This review is from the U.S. premiere screening at the Minneapolis St. Paul International Film Festival.
Although I lament the steady decline in the use and projection of film stock in modern cinema, one particular consolation in the advent of digital formats is the opportunity afforded to more filmmakers—especially in the independent space—to fully realize their visions with bolder techniques that are much more affordable. One such example is Victoria, Golden Bear nominee and Silver Bear winner for cinematographer Sturla Brandth Grøvlen at this year’s Berlin International Film Festival. The 140 minute film was shot in one long, continuous take, but it does not rely on convenient camera movements to insert “hidden” cuts. Unlike the recent Best Picture winner Birdman, the long take in Victoria is not an illusion of editing. Instead we get a cinematic tour de force.
The film is named after its protagonist, a young woman (played by Laia Costa) living in Berlin as a way to remove herself from her old life in Madrid. We soon learn she is a frequent partygoer, with the film opening to pulsating electronic dance music and flashing strobe lights of an underground nightclub. Victoria seems perfectly content to dance—and live—in her own little world. That is until it collides with a group of friendly young German men, and they spend the rest of the night traipsing the streets of Berlin. Since it has been disclosed in a number of promotions for the film, I do not feel remiss in mentioning it here: what begins as night of languid revelry quickly escalates into violent crime and the manhunt that ensues.
It is all captured—if not always at a palpitating intensity then at least at a heightened level of intimacy—by Grøvlen and his handheld camerawork. In a post-screening Q&A session, Grøvlen explained that the cast and crew rehearsed for three weeks before filming (with only a twelve-page treatment as a screenplay). The entire film was shot only three times, choosing the last take for the final product. Consequently, much of the camera movement and changes in focus are improvised, but Grøvlen still manages to capture some expertly blocked compositions. In some ways one long take is liberating, but in other ways it makes unique demands of other aspects of the film.

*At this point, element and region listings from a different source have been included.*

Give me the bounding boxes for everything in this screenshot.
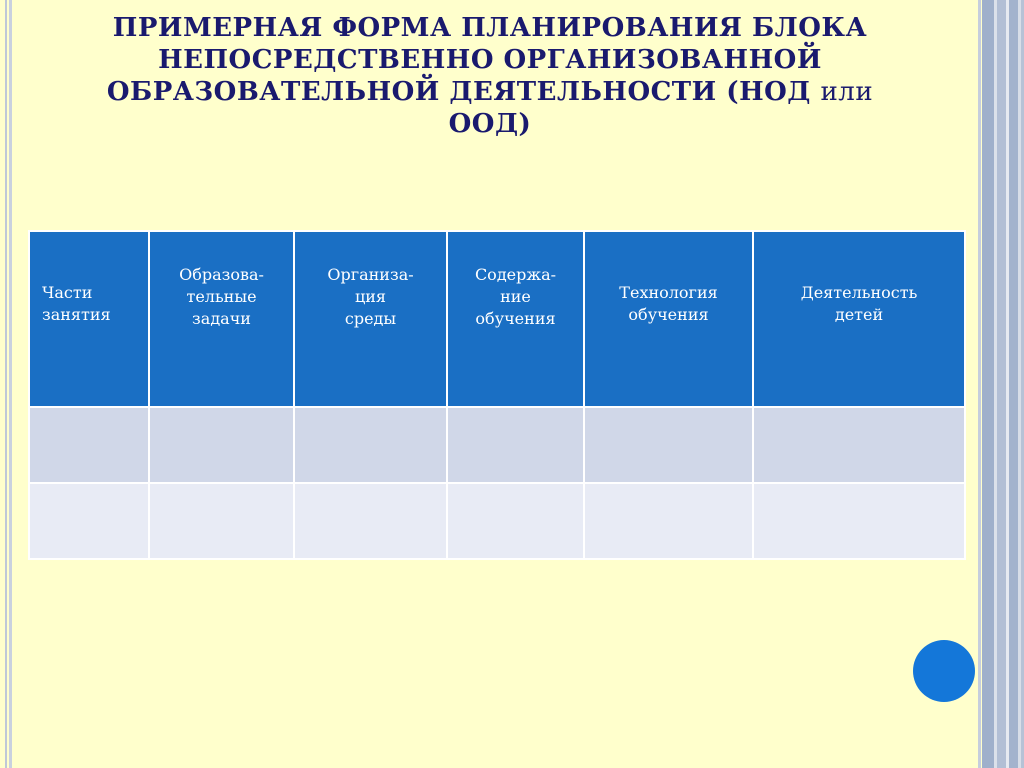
header-children-activity	[753, 231, 965, 407]
header-text: Образова-	[179, 265, 264, 284]
table-cell	[753, 407, 965, 483]
header-educational-tasks	[149, 231, 294, 407]
table-cell	[584, 483, 753, 559]
planning-table	[28, 230, 966, 560]
table-cell	[447, 483, 584, 559]
table-cell	[584, 407, 753, 483]
header-text: среды	[344, 309, 397, 328]
slide-title	[60, 12, 920, 140]
header-parts-of-lesson	[29, 231, 149, 407]
table-cell	[29, 483, 149, 559]
header-text: Организа-	[327, 265, 414, 284]
header-text: занятия	[42, 305, 111, 324]
header-learning-technology	[584, 231, 753, 407]
table-cell	[447, 407, 584, 483]
table-cell	[294, 407, 447, 483]
header-learning-content	[447, 231, 584, 407]
header-text: обучения	[475, 309, 556, 328]
header-text: Содержа-	[474, 265, 557, 284]
title-line-3-main: ОБРАЗОВАТЕЛЬНОЙ ДЕЯТЕЛЬНОСТИ (НОД	[106, 77, 821, 107]
title-line-3-lower: или	[820, 77, 874, 107]
table-header-row	[29, 231, 965, 407]
header-text: Деятельность	[800, 283, 918, 302]
header-text: тельные	[186, 287, 257, 306]
table-cell	[149, 483, 294, 559]
header-text: ция	[354, 287, 387, 306]
header-text: детей	[834, 305, 884, 324]
table-row	[29, 483, 965, 559]
header-text: ние	[500, 287, 531, 306]
table-cell	[294, 483, 447, 559]
right-frame-decoration	[978, 0, 1024, 768]
left-frame-decoration	[0, 0, 16, 768]
header-text: Части	[42, 283, 93, 302]
decorative-circle	[913, 640, 975, 702]
table-cell	[149, 407, 294, 483]
table-cell	[29, 407, 149, 483]
title-line-4: ООД)	[448, 109, 532, 139]
title-line-2: НЕПОСРЕДСТВЕННО ОРГАНИЗОВАННОЙ	[158, 45, 822, 75]
header-text: задачи	[192, 309, 251, 328]
header-text: обучения	[628, 305, 709, 324]
title-line-1: ПРИМЕРНАЯ ФОРМА ПЛАНИРОВАНИЯ БЛОКА	[112, 13, 868, 43]
title-line-3	[60, 76, 920, 108]
table-cell	[753, 483, 965, 559]
header-environment-organization	[294, 231, 447, 407]
table-row	[29, 407, 965, 483]
header-text: Технология	[619, 283, 718, 302]
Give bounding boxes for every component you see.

We come to expect—often subconsciously—that editing will signpost the progression of the film and establish a rhythm. In the absence of this common filmmaking tool, the flow and pace of Victoria is carried by the music and sound mixing. At times the moody score will fade in and drown out all other sound, serving as a transition but also as a brief dose of catharsis, and other times the only sound comes from the cacophony of the city, complete with blaring car alarms and buzzing streetlights. The sound mix and score blend together during a pivotal moment for Victoria, emphasizing the dichotomy of the fateful decision she is about to make.
And there is so much riding on Laia Costa’s performance as Victoria as well as the other main actors, including Frederick Lau (resembling a young Tom Hardy in appearance and conflicted fortitude) as Sonne, the de facto leader of his group of friends, who grows fond of Victoria over the course of the night. The character arc she traverses is quite demanding for a young actor, and Costa mostly succeeds, especially in her more existential moments. Victoria and Sonne are attracted to each other because they are both inwardly conflicted, dissatisfied with the lives they lived to this point and impressionable to making rash decisions. The irreversible choices they make are influenced by a sense of duty to each other and their friends (one friend in particular, named Boxer, cannot seem to escape the wrong side of the law), but they are more driven by the need to find something—anything—that makes them feel alive. In that sense Victoria could be any of us. In many ways she is us.